El euro: entre la inquietud y la esperanza
En la cumbre de Bruselas se pretendían dos cosas: a medio plazo, convencer a los mercados de que estamos dispuestos a seguir compartiendo una moneda; a corto plazo, estabilizar los mercados de una vez por todas para cortar la hemorragia de la deuda pública. Los mentores del acuerdo, la canciller Merkel y el presidente Sarkozy, creen que se han conseguido ambos. Los socialistas franceses y alemanes opinan lo contrario. Olivier Blanchard, el economista jefe del Fondo Monetario Internacional (FMI), es más ponderado: "Lo que sucedió la semana pasada es parte de la solución, pero no es la solución".

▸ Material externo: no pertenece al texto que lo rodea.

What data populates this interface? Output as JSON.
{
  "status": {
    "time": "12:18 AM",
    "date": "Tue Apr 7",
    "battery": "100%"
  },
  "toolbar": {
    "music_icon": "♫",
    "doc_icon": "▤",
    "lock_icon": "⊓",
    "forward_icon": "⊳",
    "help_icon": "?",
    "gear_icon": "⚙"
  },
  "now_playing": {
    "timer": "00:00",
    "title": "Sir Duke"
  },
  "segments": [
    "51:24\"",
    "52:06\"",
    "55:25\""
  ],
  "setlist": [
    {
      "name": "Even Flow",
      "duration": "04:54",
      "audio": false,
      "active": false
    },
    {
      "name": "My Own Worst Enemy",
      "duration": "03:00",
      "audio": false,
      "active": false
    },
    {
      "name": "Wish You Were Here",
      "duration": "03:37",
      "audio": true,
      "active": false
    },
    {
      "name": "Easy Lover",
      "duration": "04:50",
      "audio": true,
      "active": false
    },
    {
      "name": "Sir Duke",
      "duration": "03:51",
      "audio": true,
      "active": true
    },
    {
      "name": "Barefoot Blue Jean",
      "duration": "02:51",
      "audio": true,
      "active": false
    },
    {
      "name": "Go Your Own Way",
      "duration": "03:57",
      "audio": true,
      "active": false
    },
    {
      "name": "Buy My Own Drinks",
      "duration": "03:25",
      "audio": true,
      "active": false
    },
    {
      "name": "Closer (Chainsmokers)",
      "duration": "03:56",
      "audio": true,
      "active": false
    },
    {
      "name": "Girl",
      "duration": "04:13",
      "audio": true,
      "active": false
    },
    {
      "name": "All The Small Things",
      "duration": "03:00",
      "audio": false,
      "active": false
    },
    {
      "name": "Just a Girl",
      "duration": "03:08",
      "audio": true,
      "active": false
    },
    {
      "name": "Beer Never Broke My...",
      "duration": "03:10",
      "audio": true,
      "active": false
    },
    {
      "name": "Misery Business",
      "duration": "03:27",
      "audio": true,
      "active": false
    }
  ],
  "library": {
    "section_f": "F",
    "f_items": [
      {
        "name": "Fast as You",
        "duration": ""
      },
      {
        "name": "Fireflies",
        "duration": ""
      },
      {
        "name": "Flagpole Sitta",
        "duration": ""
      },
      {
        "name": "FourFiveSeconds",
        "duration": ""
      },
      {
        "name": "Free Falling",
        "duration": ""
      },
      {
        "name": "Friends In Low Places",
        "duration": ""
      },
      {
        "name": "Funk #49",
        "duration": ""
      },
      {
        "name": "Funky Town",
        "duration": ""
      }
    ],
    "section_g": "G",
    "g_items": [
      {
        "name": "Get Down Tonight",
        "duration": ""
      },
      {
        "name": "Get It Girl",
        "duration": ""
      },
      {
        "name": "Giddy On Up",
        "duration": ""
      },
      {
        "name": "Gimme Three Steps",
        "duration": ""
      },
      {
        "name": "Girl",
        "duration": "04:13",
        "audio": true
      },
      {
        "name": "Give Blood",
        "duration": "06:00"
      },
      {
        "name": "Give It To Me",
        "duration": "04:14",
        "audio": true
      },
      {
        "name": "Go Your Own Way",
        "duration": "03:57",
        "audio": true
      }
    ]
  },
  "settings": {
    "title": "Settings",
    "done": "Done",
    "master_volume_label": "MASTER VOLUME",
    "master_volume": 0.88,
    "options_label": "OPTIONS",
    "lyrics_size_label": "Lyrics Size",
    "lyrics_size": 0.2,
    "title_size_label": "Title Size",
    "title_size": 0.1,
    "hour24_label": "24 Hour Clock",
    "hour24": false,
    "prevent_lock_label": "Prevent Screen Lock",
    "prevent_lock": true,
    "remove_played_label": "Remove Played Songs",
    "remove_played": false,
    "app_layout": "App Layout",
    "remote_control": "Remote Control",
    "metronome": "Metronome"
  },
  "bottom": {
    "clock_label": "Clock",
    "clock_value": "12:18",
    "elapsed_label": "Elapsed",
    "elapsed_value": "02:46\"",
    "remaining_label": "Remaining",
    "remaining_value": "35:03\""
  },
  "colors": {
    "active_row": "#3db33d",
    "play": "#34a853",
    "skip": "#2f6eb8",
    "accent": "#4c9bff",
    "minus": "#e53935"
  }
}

Para saber quién tiene razón tendremos que esperar a que se pronuncien los mercados y no lo harán con rotundidad hasta el próximo enero, mes en que hay vencimientos de deuda importantes. Si su veredicto es negativo, le tocará el turno al Banco Central Europeo (BCE) y sabemos que Mario Draghi, su presidente, solo comprará bonos públicos si considera que la cumbre ha dibujado un horizonte de seguridad. En caso contrario, no los comprará y estaremos donde estábamos; pensando en la próxima cumbre.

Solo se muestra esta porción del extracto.